Marketers Should Expect More Static In 2019

"On TV And Video" is a column exploring opportunities and challenges in advanced TV and video.

Today’s column is written by Rob Norman, GroupM senior adviser.

It’s advisable during a full or partial eclipse to not look directly at the sun, but rather to view it after turning your back and using a pinhole projection.

Looking at the year ahead does, however, require both a direct and unfiltered line of sight and the use of peripheral vision. The first is required because it’s essential that advertisers examine the detailed value and actions of market participants. The latter is just as important because our end customers live in an all-channel, all-platform, active, passive, analog and digital world.

In some of those channels they simultaneously read, view, search, interact, react, buy, applaud and complain. In others they may simply, slowly, yet importantly, be suggestible and persuadable as the wheels of preference turn.

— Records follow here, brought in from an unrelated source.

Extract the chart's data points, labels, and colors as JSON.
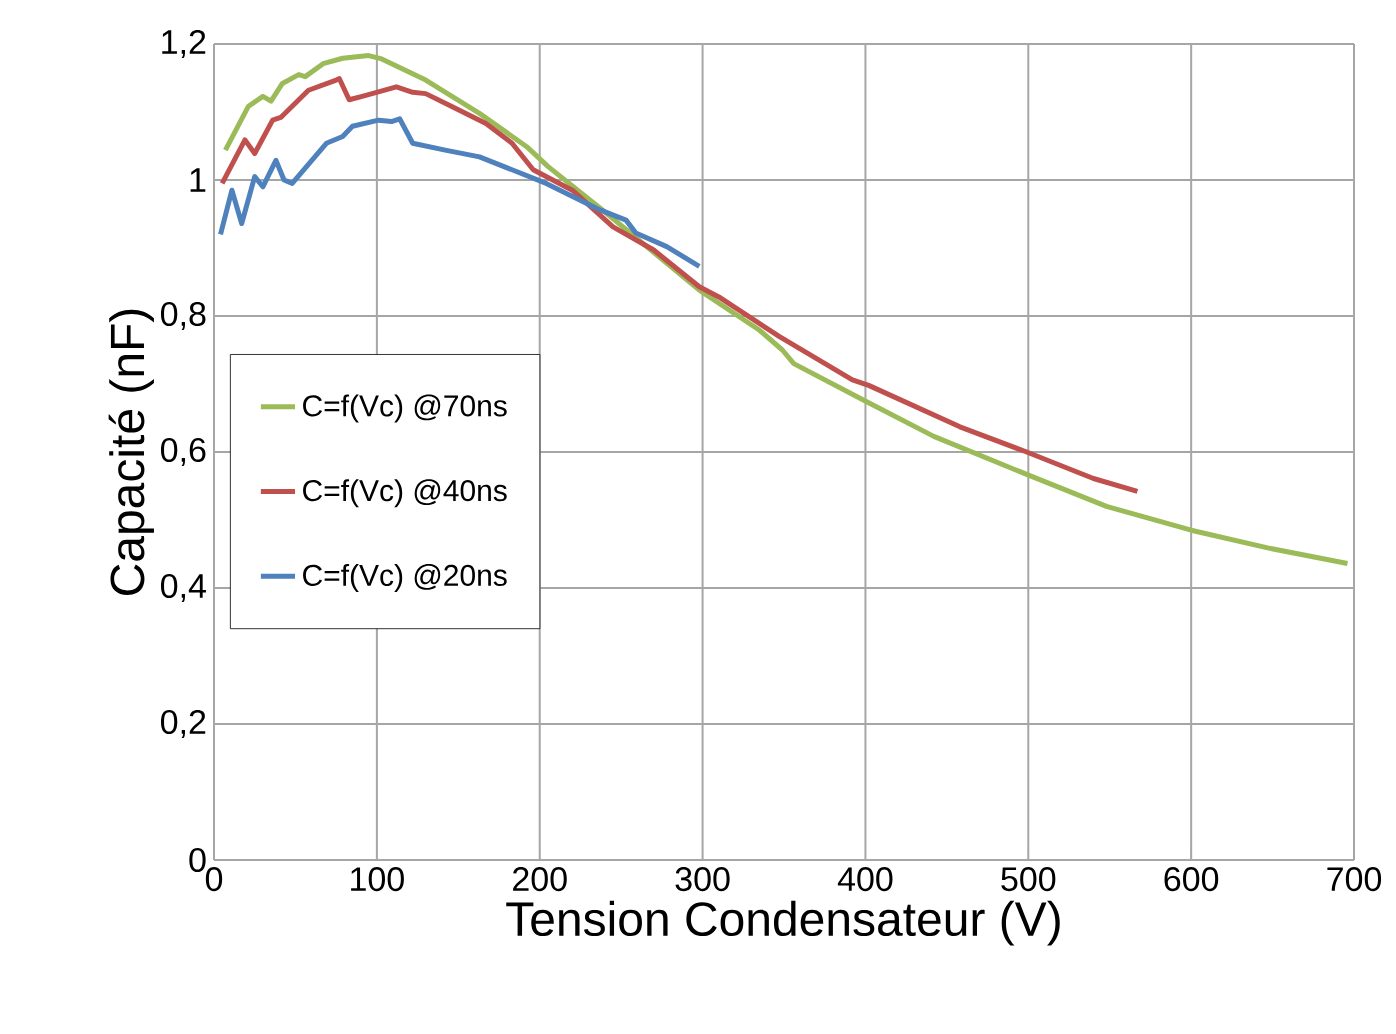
{
  "chart_data": {
    "type": "line",
    "xlabel": "Tension Condensateur (V)",
    "ylabel": "Capacité (nF)",
    "xlim": [
      0,
      700
    ],
    "xticks": [
      0,
      100,
      200,
      300,
      400,
      500,
      600,
      700
    ],
    "ylim": [
      0,
      1.2
    ],
    "yticks": [
      0,
      {
        "value": 0.2,
        "label": "0,2"
      },
      {
        "value": 0.4,
        "label": "0,4"
      },
      {
        "value": 0.6,
        "label": "0,6"
      },
      {
        "value": 0.8,
        "label": "0,8"
      },
      1,
      {
        "value": 1.2,
        "label": "1,2"
      }
    ],
    "grid": true,
    "legend": "left",
    "marker": "none",
    "line_style": "solid",
    "series": [
      {
        "name": "C=f(Vc) @70ns",
        "color": "#9bbb59",
        "x": [
          7,
          21,
          30,
          35,
          42,
          52,
          56,
          67,
          79,
          95,
          103,
          130,
          163,
          192,
          205,
          241,
          298,
          335,
          349,
          356,
          399,
          442,
          499,
          548,
          600,
          647,
          696
        ],
        "values": [
          1.044,
          1.108,
          1.123,
          1.116,
          1.142,
          1.155,
          1.152,
          1.171,
          1.179,
          1.183,
          1.178,
          1.147,
          1.098,
          1.049,
          1.02,
          0.951,
          0.838,
          0.779,
          0.75,
          0.73,
          0.676,
          0.623,
          0.567,
          0.52,
          0.485,
          0.459,
          0.436
        ]
      },
      {
        "name": "C=f(Vc) @40ns",
        "color": "#c0504d",
        "x": [
          5,
          19,
          25,
          36,
          41,
          58,
          75,
          77,
          83,
          91,
          112,
          122,
          130,
          146,
          167,
          183,
          196,
          220,
          245,
          270,
          298,
          310,
          347,
          392,
          402,
          458,
          499,
          540,
          567
        ],
        "values": [
          0.995,
          1.059,
          1.039,
          1.088,
          1.092,
          1.132,
          1.147,
          1.149,
          1.118,
          1.123,
          1.137,
          1.129,
          1.127,
          1.108,
          1.083,
          1.054,
          1.015,
          0.985,
          0.931,
          0.897,
          0.843,
          0.828,
          0.77,
          0.706,
          0.698,
          0.637,
          0.6,
          0.561,
          0.542
        ]
      },
      {
        "name": "C=f(Vc) @20ns",
        "color": "#4f81bd",
        "x": [
          4,
          11,
          17,
          25,
          30,
          38,
          43,
          48,
          69,
          79,
          85,
          101,
          109,
          114,
          122,
          142,
          163,
          183,
          204,
          237,
          253,
          259,
          278,
          298
        ],
        "values": [
          0.92,
          0.985,
          0.936,
          1.005,
          0.99,
          1.029,
          1.0,
          0.995,
          1.054,
          1.064,
          1.079,
          1.088,
          1.086,
          1.09,
          1.054,
          1.044,
          1.034,
          1.015,
          0.995,
          0.956,
          0.941,
          0.922,
          0.902,
          0.873
        ]
      }
    ]
  }
}
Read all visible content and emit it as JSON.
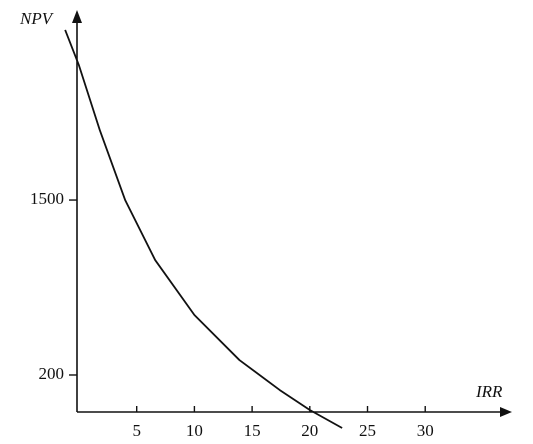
{
  "chart_data": {
    "type": "line",
    "x_label": "IRR",
    "y_label": "NPV",
    "x": [
      -1.2,
      0,
      1.8,
      4,
      6.6,
      10,
      13.9,
      17.4,
      20,
      22.8
    ],
    "series": [
      {
        "color": "#111111",
        "values": [
          2764,
          2500,
          2020,
          1500,
          1054,
          646,
          311,
          88,
          -60,
          -194
        ]
      }
    ],
    "xlim": [
      0,
      37
    ],
    "xticks": [
      5,
      10,
      15,
      20,
      25,
      30
    ],
    "ylim": [
      -75,
      2875
    ],
    "yticks": [
      200,
      1500
    ]
  }
}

This is essential because this year, more than ever, the marketer will find the fidelity of decision making upset by unprecedented static.

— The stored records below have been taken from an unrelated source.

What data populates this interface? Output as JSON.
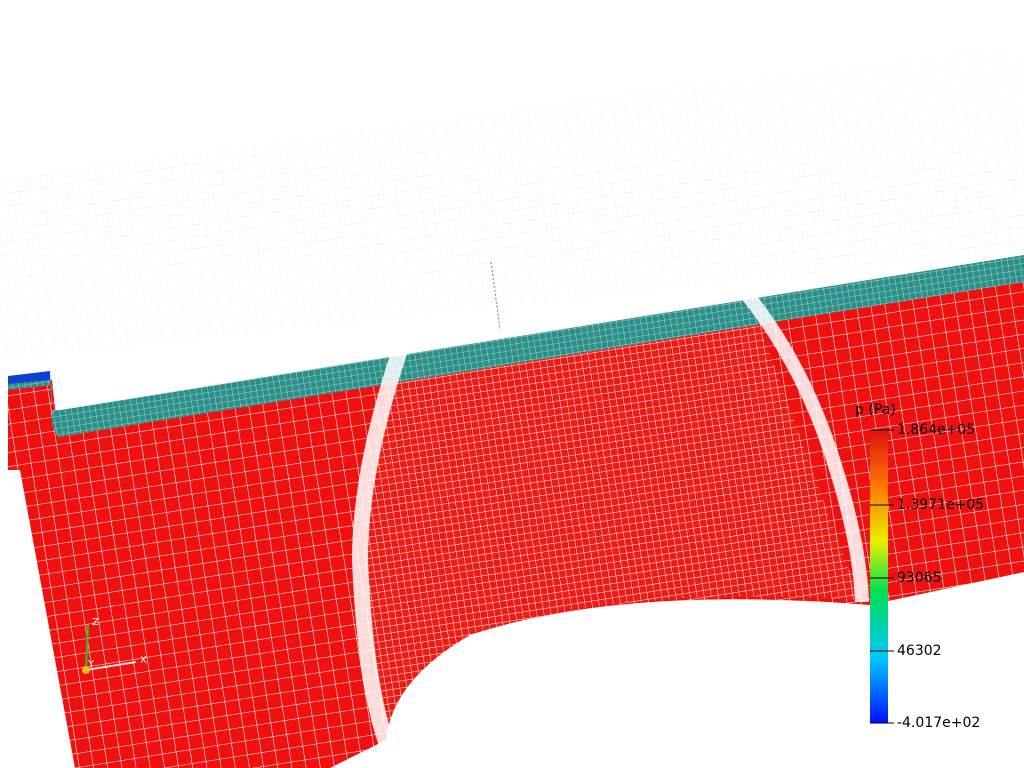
{
  "colorbar": {
    "title": "p (Pa)",
    "labels": [
      "1.864e+05",
      "1.3971e+05",
      "93065",
      "46302",
      "-4.017e+02"
    ]
  },
  "axes": {
    "labels": [
      "Z",
      "Y",
      "X"
    ]
  }
}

That static comes from a world set against a backdrop of political turbulence, of intense scrutiny of political positions taken by media sellers and advertiser. Of the nature and accuracy of content, of consumer privacy, of the collection and application of data and the role of regulators. It’s made more complex by #seeher, #timesup and #metoo, and compounded by the need to thread the needle between the commercial goals of advertising and the growing trend of corporations moving their social responsibility from their financial statements to their Twitter feeds and prime time commercials.

Prime time. What is that, exactly? Other than the Lazarus-like rebirth of NFL ratings and the NBA’s continued success, large parts of legacy television find themselves in AA: audience anemia. It’s a real problem that’s accelerated by drivers as diverse as subscription video on demand, YouTube, social networking, esports and the massively underappreciated dent in screen time made by gaming in all of its forms. Netflix has gone on record recognizing Fortnite as a competitor.

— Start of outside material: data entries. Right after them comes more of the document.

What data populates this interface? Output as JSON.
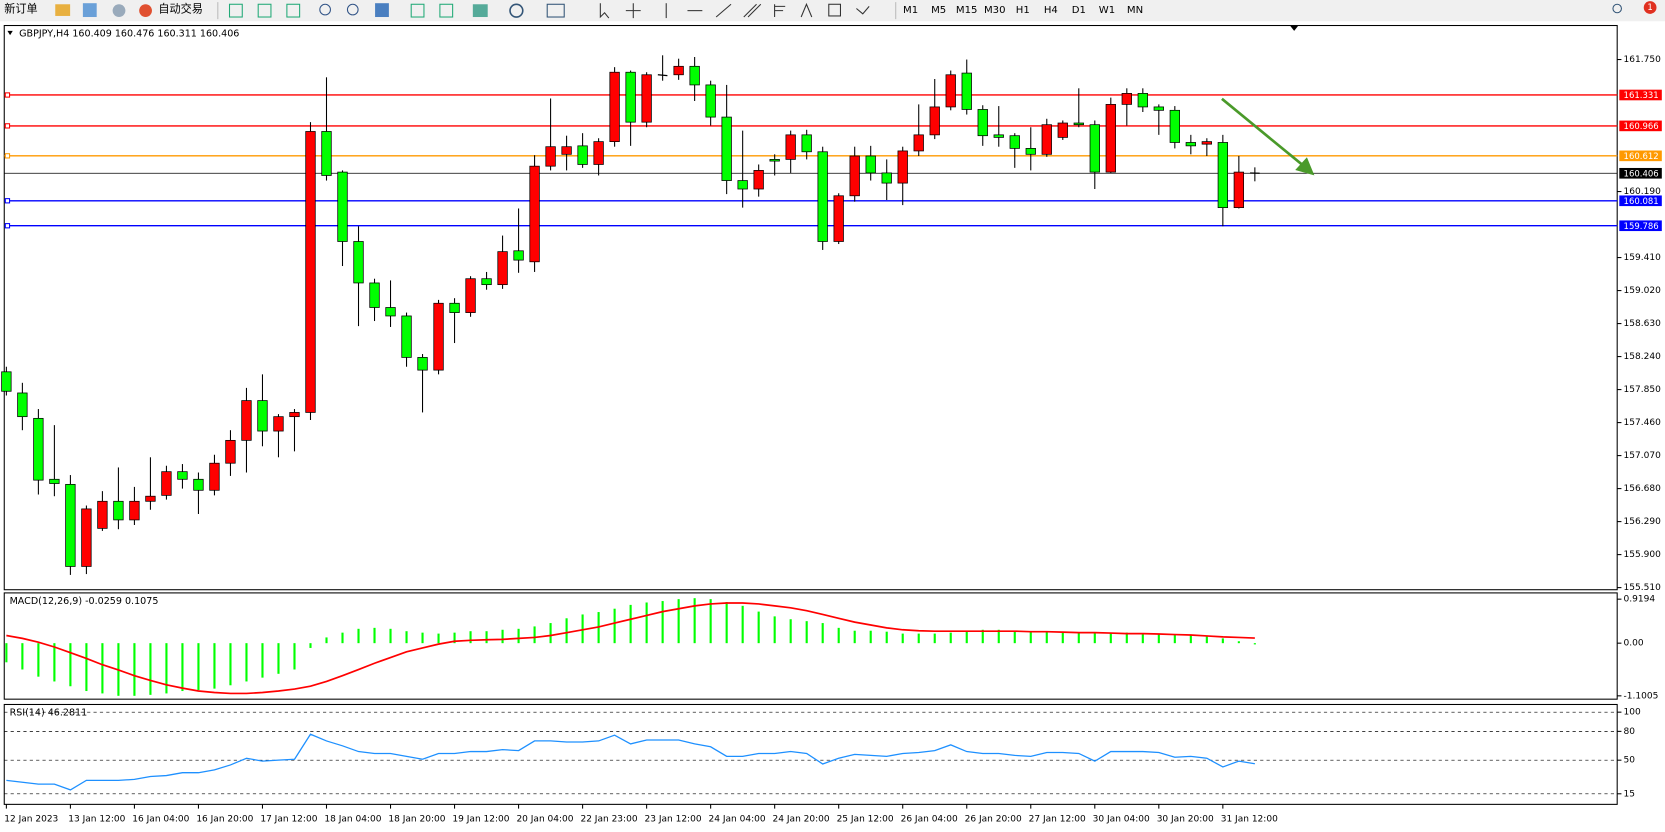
{
  "toolbar": {
    "new_order": "新订单",
    "auto_trading": "自动交易",
    "timeframes": [
      "M1",
      "M5",
      "M15",
      "M30",
      "H1",
      "H4",
      "D1",
      "W1",
      "MN"
    ],
    "notification_count": 1
  },
  "chart_data": [
    {
      "type": "candlestick",
      "title": "GBPJPY,H4  160.409 160.476 160.311 160.406",
      "categories": [
        "12 Jan 2023",
        null,
        null,
        null,
        "13 Jan 12:00",
        null,
        null,
        null,
        "16 Jan 04:00",
        null,
        null,
        null,
        "16 Jan 20:00",
        null,
        null,
        null,
        "17 Jan 12:00",
        null,
        null,
        null,
        "18 Jan 04:00",
        null,
        null,
        null,
        "18 Jan 20:00",
        null,
        null,
        null,
        "19 Jan 12:00",
        null,
        null,
        null,
        "20 Jan 04:00",
        null,
        null,
        null,
        "22 Jan 23:00",
        null,
        null,
        null,
        "23 Jan 12:00",
        null,
        null,
        null,
        "24 Jan 04:00",
        null,
        null,
        null,
        "24 Jan 20:00",
        null,
        null,
        null,
        "25 Jan 12:00",
        null,
        null,
        null,
        "26 Jan 04:00",
        null,
        null,
        null,
        "26 Jan 20:00",
        null,
        null,
        null,
        "27 Jan 12:00",
        null,
        null,
        null,
        "30 Jan 04:00",
        null,
        null,
        null,
        "30 Jan 20:00",
        null,
        null,
        null,
        "31 Jan 12:00",
        null,
        null
      ],
      "open": [
        158.06,
        157.81,
        157.51,
        156.79,
        156.73,
        155.76,
        156.21,
        156.53,
        156.31,
        156.53,
        156.6,
        156.88,
        156.79,
        156.66,
        156.98,
        157.25,
        157.72,
        157.36,
        157.53,
        157.58,
        160.9,
        160.42,
        159.6,
        159.11,
        158.82,
        158.72,
        158.23,
        158.08,
        158.87,
        158.76,
        159.16,
        159.09,
        159.49,
        159.36,
        160.49,
        160.63,
        160.73,
        160.51,
        160.78,
        161.6,
        161.01,
        161.57,
        161.57,
        161.67,
        161.45,
        161.07,
        160.32,
        160.22,
        160.57,
        160.57,
        160.86,
        160.66,
        159.6,
        160.14,
        160.61,
        160.41,
        160.29,
        160.67,
        160.86,
        161.19,
        161.59,
        161.16,
        160.86,
        160.85,
        160.7,
        160.63,
        160.83,
        161.0,
        160.98,
        160.42,
        161.22,
        161.35,
        161.19,
        161.15,
        160.77,
        160.75,
        160.77,
        160.0,
        160.409
      ],
      "high": [
        158.12,
        157.93,
        157.62,
        157.43,
        156.84,
        156.48,
        156.65,
        156.93,
        156.7,
        157.05,
        156.95,
        156.97,
        156.87,
        157.08,
        157.37,
        157.87,
        158.03,
        157.56,
        157.62,
        161.01,
        161.54,
        160.44,
        159.78,
        159.16,
        159.14,
        158.76,
        158.27,
        158.91,
        158.93,
        159.19,
        159.24,
        159.67,
        159.99,
        160.62,
        161.29,
        160.85,
        160.88,
        160.82,
        161.66,
        161.62,
        161.6,
        161.8,
        161.76,
        161.78,
        161.5,
        161.45,
        160.91,
        160.51,
        160.63,
        160.91,
        160.92,
        160.72,
        160.17,
        160.72,
        160.73,
        160.57,
        160.72,
        161.22,
        161.52,
        161.62,
        161.75,
        161.21,
        161.2,
        160.88,
        160.95,
        161.05,
        161.03,
        161.41,
        161.03,
        161.3,
        161.41,
        161.41,
        161.22,
        161.2,
        160.86,
        160.82,
        160.86,
        160.61,
        160.476
      ],
      "low": [
        157.78,
        157.37,
        156.61,
        156.59,
        155.66,
        155.67,
        156.18,
        156.2,
        156.25,
        156.43,
        156.55,
        156.68,
        156.38,
        156.6,
        156.83,
        156.87,
        157.18,
        157.05,
        157.12,
        157.49,
        160.32,
        159.31,
        158.6,
        158.66,
        158.59,
        158.12,
        157.58,
        158.03,
        158.4,
        158.71,
        159.03,
        159.04,
        159.23,
        159.24,
        160.44,
        160.44,
        160.47,
        160.38,
        160.72,
        160.73,
        160.95,
        161.5,
        161.51,
        161.26,
        160.97,
        160.16,
        160.0,
        160.13,
        160.38,
        160.41,
        160.57,
        159.5,
        159.57,
        160.07,
        160.32,
        160.09,
        160.03,
        160.61,
        160.81,
        161.15,
        161.1,
        160.73,
        160.72,
        160.47,
        160.44,
        160.6,
        160.8,
        160.95,
        160.22,
        160.41,
        160.97,
        161.13,
        160.86,
        160.7,
        160.63,
        160.61,
        159.78,
        159.99,
        160.311
      ],
      "close": [
        157.83,
        157.53,
        156.78,
        156.74,
        155.76,
        156.44,
        156.53,
        156.31,
        156.53,
        156.59,
        156.88,
        156.79,
        156.66,
        156.98,
        157.25,
        157.72,
        157.36,
        157.53,
        157.58,
        160.9,
        160.38,
        159.6,
        159.11,
        158.82,
        158.72,
        158.23,
        158.08,
        158.87,
        158.76,
        159.16,
        159.09,
        159.48,
        159.38,
        160.49,
        160.72,
        160.72,
        160.51,
        160.78,
        161.6,
        161.01,
        161.57,
        161.56,
        161.67,
        161.45,
        161.07,
        160.32,
        160.22,
        160.44,
        160.55,
        160.86,
        160.66,
        159.6,
        160.14,
        160.61,
        160.41,
        160.29,
        160.67,
        160.86,
        161.19,
        161.57,
        161.16,
        160.85,
        160.83,
        160.7,
        160.63,
        160.98,
        161.0,
        160.98,
        160.42,
        161.22,
        161.35,
        161.19,
        161.15,
        160.77,
        160.73,
        160.78,
        160.0,
        160.42,
        160.406
      ],
      "up_color": "#ff0000",
      "down_color": "#00ff00",
      "ylim": [
        155.485,
        162.152
      ],
      "yticks": [
        {
          "value": 161.75,
          "label": "161.750"
        },
        {
          "value": 160.19,
          "label": "160.190"
        },
        {
          "value": 159.41,
          "label": "159.410"
        },
        {
          "value": 159.02,
          "label": "159.020"
        },
        {
          "value": 158.63,
          "label": "158.630"
        },
        {
          "value": 158.24,
          "label": "158.240"
        },
        {
          "value": 157.85,
          "label": "157.850"
        },
        {
          "value": 157.46,
          "label": "157.460"
        },
        {
          "value": 157.07,
          "label": "157.070"
        },
        {
          "value": 156.68,
          "label": "156.680"
        },
        {
          "value": 156.29,
          "label": "156.290"
        },
        {
          "value": 155.9,
          "label": "155.900"
        },
        {
          "value": 155.51,
          "label": "155.510"
        }
      ],
      "levels": [
        {
          "value": 161.331,
          "color": "#ff0000"
        },
        {
          "value": 160.966,
          "color": "#ff0000"
        },
        {
          "value": 160.612,
          "color": "#ff9900"
        },
        {
          "value": 160.081,
          "color": "#0000ff"
        },
        {
          "value": 159.786,
          "color": "#0000ff"
        }
      ]
    },
    {
      "type": "combo",
      "title": "MACD(12,26,9) -0.0259 0.1075",
      "ylim": [
        -1.17,
        1.05
      ],
      "yticks": [
        0.9194,
        {
          "value": 0,
          "label": "0.00"
        },
        -1.1005
      ],
      "series": [
        {
          "kind": "bar",
          "color": "#00ff00",
          "values": [
            -0.4,
            -0.55,
            -0.7,
            -0.8,
            -0.9,
            -1.0,
            -1.05,
            -1.1,
            -1.1,
            -1.08,
            -1.05,
            -1.0,
            -0.98,
            -0.95,
            -0.88,
            -0.8,
            -0.72,
            -0.64,
            -0.55,
            -0.1,
            0.12,
            0.22,
            0.3,
            0.32,
            0.3,
            0.25,
            0.22,
            0.2,
            0.22,
            0.25,
            0.25,
            0.28,
            0.3,
            0.35,
            0.42,
            0.52,
            0.6,
            0.65,
            0.72,
            0.8,
            0.85,
            0.88,
            0.92,
            0.94,
            0.92,
            0.86,
            0.78,
            0.66,
            0.56,
            0.5,
            0.46,
            0.42,
            0.32,
            0.26,
            0.26,
            0.24,
            0.2,
            0.2,
            0.2,
            0.22,
            0.26,
            0.28,
            0.28,
            0.26,
            0.24,
            0.24,
            0.22,
            0.22,
            0.22,
            0.22,
            0.22,
            0.2,
            0.2,
            0.18,
            0.16,
            0.14,
            0.1,
            0.04,
            -0.0259
          ]
        },
        {
          "kind": "line",
          "color": "#ff0000",
          "values": [
            0.16,
            0.1,
            0.02,
            -0.08,
            -0.2,
            -0.32,
            -0.45,
            -0.56,
            -0.68,
            -0.78,
            -0.87,
            -0.94,
            -1.0,
            -1.03,
            -1.05,
            -1.05,
            -1.03,
            -1.0,
            -0.96,
            -0.9,
            -0.8,
            -0.68,
            -0.55,
            -0.42,
            -0.3,
            -0.18,
            -0.1,
            -0.02,
            0.04,
            0.06,
            0.07,
            0.08,
            0.1,
            0.12,
            0.16,
            0.22,
            0.28,
            0.34,
            0.42,
            0.5,
            0.58,
            0.66,
            0.72,
            0.78,
            0.82,
            0.84,
            0.84,
            0.82,
            0.78,
            0.74,
            0.68,
            0.6,
            0.52,
            0.44,
            0.38,
            0.32,
            0.28,
            0.26,
            0.25,
            0.25,
            0.25,
            0.25,
            0.25,
            0.25,
            0.24,
            0.24,
            0.23,
            0.22,
            0.22,
            0.21,
            0.2,
            0.2,
            0.19,
            0.18,
            0.17,
            0.15,
            0.13,
            0.12,
            0.1075
          ]
        }
      ]
    },
    {
      "type": "line",
      "title": "RSI(14) 46.2811",
      "ylim": [
        4,
        108
      ],
      "yticks": [
        100,
        80,
        50,
        15
      ],
      "grid": "dashed",
      "color": "#1e90ff",
      "values": [
        29,
        27,
        25,
        25,
        19,
        29,
        29,
        29,
        30,
        33,
        34,
        37,
        37,
        40,
        45,
        52,
        49,
        50,
        51,
        77,
        70,
        65,
        59,
        57,
        57,
        54,
        51,
        57,
        57,
        59,
        59,
        61,
        60,
        70,
        70,
        69,
        69,
        70,
        76,
        67,
        71,
        71,
        71,
        67,
        64,
        54,
        54,
        57,
        57,
        59,
        57,
        46,
        52,
        56,
        55,
        54,
        57,
        58,
        60,
        66,
        59,
        57,
        57,
        55,
        54,
        58,
        58,
        57,
        49,
        59,
        59,
        59,
        58,
        53,
        54,
        52,
        43,
        49,
        46.2811
      ]
    }
  ]
}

In 2019, advertisers will pursue ad-supported, over-the-top/connected TV and hold their breath hoping that Hulu and new offerings from NBCU, Viacom/Pluto and others will somehow act as a dam to hold back the tide of ad avoidance. Equally, they should press relentlessly to trade against advanced audiences and be progressive and realistic with their attribution models.

For attribution, they need to ensure that their application of peripheral vision extends to how they value actions and impressions in different channels. They must be thoughtful about the incentives they create for their media suppliers, their intermediary service partners and, critically, for their own enterprises. You never know, sometimes profit and margin are moved further and with greater durability by a shift in awareness and preference than they are by another million fleeting impressions.

This is important to all advertisers, especially the disruptive direct-to-consumer wave who have discovered (or soon will) that there is a ceiling to the potential of traditional performance marketing channels. When that ceiling is hit, you have three choices: sell before anyone spots it, pivot to a strategy that prioritizes margin and profit over user growth, or, move budgets to channels that work but with less (seemingly) binary proof. It may be that faith-based channels are every bit as effective, and that it’s OK (or better than OK) to accept proof of success via real measures of business (did we sell more stuff?) rather than via internal measures of media like reach, frequency or views.

So there it is. Enter 2019 with eyes wide open. Be agile, and be sensitive to the broader issues of the world in which we live and operate. Do unto others as you would hope they would do unto you. Pursue relevance of messaging, precision of targeting and measure what matters. Finally, think of video and consumer attention as the precious commodities they are and try to ascribe the highest value to that which really drives business performance.